Thanks to research, treatment options are increasing in number and efficacy across multiple types of cancer and for diverse populations of patients, even as side effects are minimized and better managed to maximize patients’ quality of life. Preventing cancer, however, remains a high priority to improve public health.

Cancer prevention encompasses many strategies, including lifestyle changes that can minimize cancer risk, better screening tools to diagnose cancer sooner, and approaches that can prevent cancer by preventing infection from cancer-causing organisms. To advance cancer prevention, however, means not only figuring out which new approaches will work but also implementing those approaches proven to be effective in relevant populations.

Carolyn Taylor

"In my travels around the world, I’ve met so many inspiring patients, clinicians, and advocates who motivate me. They are a constant reminder that cancer does not discriminate, but in a way unites us and reinforces just how alike we are and how small the world is."
—Carolyn Taylor

Carolyn is a photographer and president and founder of Global Focus on Cancer, a non-profit organization developed to create, implement, and assist with cancer awareness programs and cancer support groups in the US and in countries where access to information about cancer is critically lacking. Read more in this ASCO Connection blog post.

Longer Real-World Follow-Up Validates That HPV Vaccines Reduce Cervical Cancer Risk

Vaccines against several forms of human papillomavirus (HPV) were developed and licensed for adolescents and young adults to prevent HPV infection, which can lead to cervical cancer and anogenital warts later in life.15 Since the first vaccine was licensed in 2006, nearly 100 countries have instituted HPV vaccination programs. Currently in the United States, the vaccine is approved for females and males age 9-45 years.16 Clinical trials that led to vaccine approvals showed nearly 100% protection against persistent cervical infections with HPV types 16 and 18, which account for 70% of cervical cancers and 86%-95% of all other HPV-associated cancers.17

In a 2019 analysis of data from 40 trials in 14 high-income countries, researchers reported that the prevalence of HPV 16 and 18 dropped by 83% among females age 13-19 years and by 66% in young women age 20-24 years in the 5-8 years after the introduction of HPV vaccination.18 The prevalence also decreased for women age 25-29 years (most of whom are unvaccinated in the general population) in the same period. Decreases in prevalence were also seen for HPV 31, 33, and 45 for females age 13-24 years.

The researchers also looked at the population-level impact of vaccination on rates of precancerous cervical lesions (cervical intraepithelial neoplasia grade 2+, or CIN2+). Among those screened for CIN2+, researchers found a decrease of 51% in incidence in females age 15-19 and 31% among women age 20-24 years. The study results not only provide strong evidence that HPV vaccines prevent cervical cancer in real-world settings but also bolster the importance of vaccination programs worldwide.

Large Study Finds No Cancer Protection Benefit From Vitamin D Supplements

By helping the body absorb calcium, vitamin D is important to bone health. This fat-soluble vitamin is also important to the function of muscles, nerves, and the immune system. It is found in a relatively small number of foods, and through sun exposure the body produces some vitamin D for itself.

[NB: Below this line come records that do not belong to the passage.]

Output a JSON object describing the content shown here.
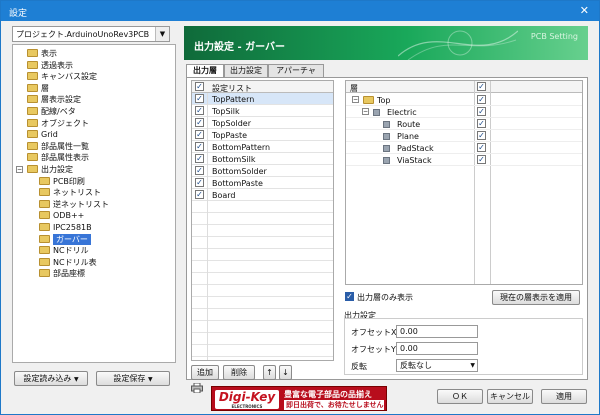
{
  "window": {
    "title": "設定",
    "close_glyph": "✕"
  },
  "project": {
    "selected": "プロジェクト.ArduinoUnoRev3PCB"
  },
  "tree": {
    "items": [
      {
        "label": "表示",
        "level": 1
      },
      {
        "label": "透過表示",
        "level": 1
      },
      {
        "label": "キャンバス設定",
        "level": 1
      },
      {
        "label": "層",
        "level": 1
      },
      {
        "label": "層表示設定",
        "level": 1
      },
      {
        "label": "配線/ベタ",
        "level": 1
      },
      {
        "label": "オブジェクト",
        "level": 1
      },
      {
        "label": "Grid",
        "level": 1
      },
      {
        "label": "部品属性一覧",
        "level": 1
      },
      {
        "label": "部品属性表示",
        "level": 1
      },
      {
        "label": "出力設定",
        "level": 1,
        "expanded": true
      },
      {
        "label": "PCB印刷",
        "level": 2
      },
      {
        "label": "ネットリスト",
        "level": 2
      },
      {
        "label": "逆ネットリスト",
        "level": 2
      },
      {
        "label": "ODB++",
        "level": 2
      },
      {
        "label": "IPC2581B",
        "level": 2
      },
      {
        "label": "ガーバー",
        "level": 2,
        "selected": true
      },
      {
        "label": "NCドリル",
        "level": 2
      },
      {
        "label": "NCドリル表",
        "level": 2
      },
      {
        "label": "部品座標",
        "level": 2
      }
    ],
    "collapse_glyph": "−"
  },
  "left_buttons": {
    "load": "設定読み込み",
    "save": "設定保存",
    "arrow": "▼"
  },
  "banner": {
    "title": "出力設定 - ガーバー",
    "subtitle": "PCB Setting"
  },
  "tabs": [
    {
      "label": "出力層",
      "active": true
    },
    {
      "label": "出力設定"
    },
    {
      "label": "アパーチャ"
    }
  ],
  "output_list": {
    "header": "設定リスト",
    "rows": [
      {
        "name": "TopPattern",
        "checked": true,
        "selected": true
      },
      {
        "name": "TopSilk",
        "checked": true
      },
      {
        "name": "TopSolder",
        "checked": true
      },
      {
        "name": "TopPaste",
        "checked": true
      },
      {
        "name": "BottomPattern",
        "checked": true
      },
      {
        "name": "BottomSilk",
        "checked": true
      },
      {
        "name": "BottomSolder",
        "checked": true
      },
      {
        "name": "BottomPaste",
        "checked": true
      },
      {
        "name": "Board",
        "checked": true
      }
    ],
    "check_glyph": "✓",
    "add": "追加",
    "delete": "削除",
    "up": "↑",
    "down": "↓"
  },
  "layer_table": {
    "header": "層",
    "rows": [
      {
        "name": "Top",
        "level": 0,
        "kind": "folder",
        "checked": true
      },
      {
        "name": "Electric",
        "level": 1,
        "kind": "chip",
        "checked": true
      },
      {
        "name": "Route",
        "level": 2,
        "kind": "chip",
        "checked": true
      },
      {
        "name": "Plane",
        "level": 2,
        "kind": "chip",
        "checked": true
      },
      {
        "name": "PadStack",
        "level": 2,
        "kind": "chip",
        "checked": true
      },
      {
        "name": "ViaStack",
        "level": 2,
        "kind": "chip",
        "checked": true
      }
    ]
  },
  "options": {
    "only_output_layers": "出力層のみ表示",
    "only_output_layers_checked": true,
    "apply_current": "現在の層表示を適用",
    "section": "出力設定",
    "offset_x_label": "オフセットX",
    "offset_x": "0.00",
    "offset_y_label": "オフセットY",
    "offset_y": "0.00",
    "invert_label": "反転",
    "invert_value": "反転なし"
  },
  "footer": {
    "ok": "ＯＫ",
    "cancel": "キャンセル",
    "apply": "適用",
    "ad_logo": "Digi-Key",
    "ad_logo_sub": "ELECTRONICS",
    "ad_line1": "豊富な電子部品の品揃え",
    "ad_line2": "即日出荷で、お待たせしません!"
  },
  "colors": {
    "title": "#1e7fd4",
    "banner": "#19a85a",
    "selection": "#3875d7"
  }
}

In recent years, some small observational studies have suggested that low levels of vitamin D in the blood may be associated with greater risks of cancer. Larger studies were needed, however, to determine if the link could hold up to a more rigorous analysis

In a large federally funded, randomized, double-blind, placebo-controlled trial published in 2019, the Vitamin D and Omega-3 Trial (VITAL; ClinicalTrials.gov identifier: NCT01169259),19 researchers could not reproduce the links between low vitamin D and increased risk of cancer. More than 25,000 healthy people were randomly assigned to receive either 2,000 IU per day of vitamin D3 (along with omega-3 fatty acid supplementation) or placebo. Men enrolled in the trial had to be at least 50 years of age, and women had to be at least 55 years.

After a median follow-up of more than 5 years, there were no differences between those who received vitamin D/omega-3 supplements and those who did not in terms of death from cancer, invasive cancer of any type, breast cancer, prostate cancer, or colorectal cancer. These study results mean that otherwise healthy people do not benefit from vitamin D supplementation to prevent cancer. This study was funded in part by the NIH.